Now let $(U_k)$ be an increasing sequence of simply-connected open subsets with $\overline{U_k}\subset U$ whose union is $U$. Set $g_k(z) = 0$ on $U_k$.

Apply Arakelyan's approximation theorem to obtain a holomorphic function $f_k$ on $\mathbb{D}$ such that $|g_k(z)-f_k(z)|\leq 1/k$ on $U_k\cup [0,1)$. These functions converge locally uniformly to zero on $U$, they converge pointwise to zero on $D$, but they do not converge on any point outside $D$.

To construct the functions $g_k$, we inductively choose closed intervals $I_n^k$ for $k\geq n$ around $d_n$, such that:

1. $d_n\in I_n^{k+1}\subset I_n^k$ for all $n$ and all $k\geq n$;
2. $I_n^k$ does not contain $d_{k+1}$;
3. $I_k^k$ is disjoint from $I_n^{k-1}$, for $k\geq 1$ and $n<k$.

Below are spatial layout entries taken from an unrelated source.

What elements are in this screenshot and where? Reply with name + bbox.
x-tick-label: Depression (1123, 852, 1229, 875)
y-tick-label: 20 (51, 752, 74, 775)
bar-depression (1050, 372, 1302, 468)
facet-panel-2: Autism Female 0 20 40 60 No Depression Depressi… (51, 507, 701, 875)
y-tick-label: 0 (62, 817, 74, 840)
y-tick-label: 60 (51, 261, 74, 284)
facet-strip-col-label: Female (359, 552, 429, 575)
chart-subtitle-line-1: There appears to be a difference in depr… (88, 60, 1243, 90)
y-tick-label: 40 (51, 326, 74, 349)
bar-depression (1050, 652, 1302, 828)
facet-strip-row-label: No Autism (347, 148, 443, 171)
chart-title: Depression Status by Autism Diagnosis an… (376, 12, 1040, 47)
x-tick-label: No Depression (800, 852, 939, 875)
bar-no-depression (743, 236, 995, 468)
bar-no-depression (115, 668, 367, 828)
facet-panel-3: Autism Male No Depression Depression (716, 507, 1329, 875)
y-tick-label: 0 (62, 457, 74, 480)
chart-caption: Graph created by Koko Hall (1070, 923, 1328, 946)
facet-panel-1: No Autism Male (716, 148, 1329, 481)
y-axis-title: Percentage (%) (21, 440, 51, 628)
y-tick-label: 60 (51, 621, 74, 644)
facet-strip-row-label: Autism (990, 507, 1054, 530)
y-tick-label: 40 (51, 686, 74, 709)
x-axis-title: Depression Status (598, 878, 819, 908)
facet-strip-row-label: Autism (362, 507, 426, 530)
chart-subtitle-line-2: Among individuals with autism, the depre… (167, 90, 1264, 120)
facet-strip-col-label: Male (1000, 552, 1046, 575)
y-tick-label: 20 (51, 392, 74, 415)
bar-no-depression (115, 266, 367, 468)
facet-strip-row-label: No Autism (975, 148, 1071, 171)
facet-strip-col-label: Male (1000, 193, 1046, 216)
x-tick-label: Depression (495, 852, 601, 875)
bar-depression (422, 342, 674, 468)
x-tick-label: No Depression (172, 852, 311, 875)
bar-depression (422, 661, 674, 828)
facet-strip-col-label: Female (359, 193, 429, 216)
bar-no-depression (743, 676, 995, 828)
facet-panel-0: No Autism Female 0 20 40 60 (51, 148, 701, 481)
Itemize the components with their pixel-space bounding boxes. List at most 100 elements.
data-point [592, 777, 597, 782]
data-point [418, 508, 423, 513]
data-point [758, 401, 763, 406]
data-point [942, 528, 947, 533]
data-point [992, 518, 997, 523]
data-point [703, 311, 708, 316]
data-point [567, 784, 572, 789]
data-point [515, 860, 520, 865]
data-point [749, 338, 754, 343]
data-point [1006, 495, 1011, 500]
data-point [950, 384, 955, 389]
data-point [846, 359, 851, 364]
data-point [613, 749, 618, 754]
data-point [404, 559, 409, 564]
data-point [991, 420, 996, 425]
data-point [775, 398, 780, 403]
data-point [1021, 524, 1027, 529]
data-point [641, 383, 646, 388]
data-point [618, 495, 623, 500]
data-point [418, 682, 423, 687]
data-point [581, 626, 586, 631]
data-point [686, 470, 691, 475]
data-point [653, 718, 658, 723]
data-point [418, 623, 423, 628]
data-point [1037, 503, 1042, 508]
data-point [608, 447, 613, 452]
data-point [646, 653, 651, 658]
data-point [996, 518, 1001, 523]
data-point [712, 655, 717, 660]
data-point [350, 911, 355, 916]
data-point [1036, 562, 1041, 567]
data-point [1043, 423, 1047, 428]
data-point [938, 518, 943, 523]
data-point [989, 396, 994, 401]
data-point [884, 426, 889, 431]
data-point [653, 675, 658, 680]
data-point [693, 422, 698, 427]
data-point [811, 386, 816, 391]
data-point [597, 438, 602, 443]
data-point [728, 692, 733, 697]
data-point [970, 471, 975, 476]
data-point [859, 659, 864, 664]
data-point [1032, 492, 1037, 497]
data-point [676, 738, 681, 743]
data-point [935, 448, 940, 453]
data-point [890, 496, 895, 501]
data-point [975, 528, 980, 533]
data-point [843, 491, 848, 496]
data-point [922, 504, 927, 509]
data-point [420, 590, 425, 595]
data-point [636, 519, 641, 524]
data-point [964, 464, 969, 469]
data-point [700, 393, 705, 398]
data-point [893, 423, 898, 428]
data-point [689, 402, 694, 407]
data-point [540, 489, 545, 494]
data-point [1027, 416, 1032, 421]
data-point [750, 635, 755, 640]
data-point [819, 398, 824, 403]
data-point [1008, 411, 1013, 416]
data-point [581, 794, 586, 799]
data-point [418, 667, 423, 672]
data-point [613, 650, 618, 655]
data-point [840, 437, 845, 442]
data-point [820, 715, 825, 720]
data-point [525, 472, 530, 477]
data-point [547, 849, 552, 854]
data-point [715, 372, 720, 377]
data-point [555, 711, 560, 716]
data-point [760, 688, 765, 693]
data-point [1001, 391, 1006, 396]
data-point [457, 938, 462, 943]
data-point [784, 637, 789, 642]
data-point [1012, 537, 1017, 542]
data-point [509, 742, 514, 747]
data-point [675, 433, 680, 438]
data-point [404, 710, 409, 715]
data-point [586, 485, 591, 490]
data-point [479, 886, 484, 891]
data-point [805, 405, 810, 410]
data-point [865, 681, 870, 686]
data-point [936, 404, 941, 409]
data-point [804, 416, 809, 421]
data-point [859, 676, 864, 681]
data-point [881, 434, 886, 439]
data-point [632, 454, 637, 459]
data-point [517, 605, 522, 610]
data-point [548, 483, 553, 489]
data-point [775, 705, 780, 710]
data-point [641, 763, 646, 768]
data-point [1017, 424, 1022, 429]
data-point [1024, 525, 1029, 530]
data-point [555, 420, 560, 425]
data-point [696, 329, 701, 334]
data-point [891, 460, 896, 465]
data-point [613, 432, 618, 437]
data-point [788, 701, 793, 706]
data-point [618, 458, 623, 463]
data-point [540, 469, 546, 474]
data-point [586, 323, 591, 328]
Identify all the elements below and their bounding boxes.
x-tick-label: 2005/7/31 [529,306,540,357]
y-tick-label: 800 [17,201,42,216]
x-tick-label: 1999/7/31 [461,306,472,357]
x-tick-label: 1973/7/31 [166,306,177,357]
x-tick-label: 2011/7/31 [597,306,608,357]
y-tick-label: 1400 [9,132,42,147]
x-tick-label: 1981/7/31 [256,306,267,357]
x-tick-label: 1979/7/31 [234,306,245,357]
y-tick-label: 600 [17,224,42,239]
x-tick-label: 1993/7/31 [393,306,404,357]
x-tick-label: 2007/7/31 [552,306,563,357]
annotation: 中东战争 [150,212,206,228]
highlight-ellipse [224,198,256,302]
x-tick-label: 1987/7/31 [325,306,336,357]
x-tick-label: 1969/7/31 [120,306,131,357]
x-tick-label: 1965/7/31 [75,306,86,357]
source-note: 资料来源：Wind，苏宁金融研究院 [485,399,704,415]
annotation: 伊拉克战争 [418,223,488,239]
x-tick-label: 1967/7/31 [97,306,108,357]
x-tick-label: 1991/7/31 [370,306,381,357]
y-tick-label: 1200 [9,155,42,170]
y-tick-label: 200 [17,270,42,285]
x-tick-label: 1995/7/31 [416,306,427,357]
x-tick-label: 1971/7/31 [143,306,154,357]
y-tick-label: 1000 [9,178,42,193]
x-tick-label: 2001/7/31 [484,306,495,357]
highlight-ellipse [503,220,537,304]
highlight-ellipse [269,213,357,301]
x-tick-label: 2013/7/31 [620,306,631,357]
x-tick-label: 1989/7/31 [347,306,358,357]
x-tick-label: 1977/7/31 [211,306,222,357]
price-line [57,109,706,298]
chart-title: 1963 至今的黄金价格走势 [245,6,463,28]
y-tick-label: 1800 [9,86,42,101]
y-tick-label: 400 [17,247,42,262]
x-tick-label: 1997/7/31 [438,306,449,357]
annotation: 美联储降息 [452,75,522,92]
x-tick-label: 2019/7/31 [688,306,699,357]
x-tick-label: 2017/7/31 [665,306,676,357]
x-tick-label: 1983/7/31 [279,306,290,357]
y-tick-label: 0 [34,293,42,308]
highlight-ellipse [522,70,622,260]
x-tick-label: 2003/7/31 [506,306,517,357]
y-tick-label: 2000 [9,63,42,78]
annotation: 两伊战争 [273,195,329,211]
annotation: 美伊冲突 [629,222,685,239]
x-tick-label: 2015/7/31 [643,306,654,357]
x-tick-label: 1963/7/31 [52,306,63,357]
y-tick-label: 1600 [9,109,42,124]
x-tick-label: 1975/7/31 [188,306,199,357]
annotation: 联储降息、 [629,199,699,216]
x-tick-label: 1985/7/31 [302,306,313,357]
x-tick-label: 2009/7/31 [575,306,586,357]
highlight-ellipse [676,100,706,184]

(3. is possible due to 2.) Observe that it follows that, for fixed $k$, the $I_n^k$, $n=0,\dots,k$, are pairwise disjoint. In particular, for fixed $n$ the length of $I_n^k$ tends to zero as $k\to\infty$.

Now define $G_k$ continuous (say, piecewise linear) so that $g_k(d_n)=0$ for $n\leq k$ and $G_k(x)=1$ when $x$ does not belong to $I_n^k$ for some $n\leq k$. Now let $x$ be irrational. If $x\in I_n^k$ for some $n$ and $k$, then there is $k_1\geq k$ such that $x\in I_n^{k_1}$ but $x\notin I_n^{k_1+1}$. So $x\notin I_{n'}^{k_1+1}$ for $n'\leq k_1$. But also, by 3., $x\notin I_{k_1+1}^{k_1+1}$. It follows that $G_k(x)=1$ for infinitely many $k$. Now we can just set $g_{2k} = G_k$ and $g_{2k+1}\equiv 0$ to obtain a sequence of functions $g_k$ that does not converge pointwise at any irrational, but is eventually zero at every rational number $d_n$.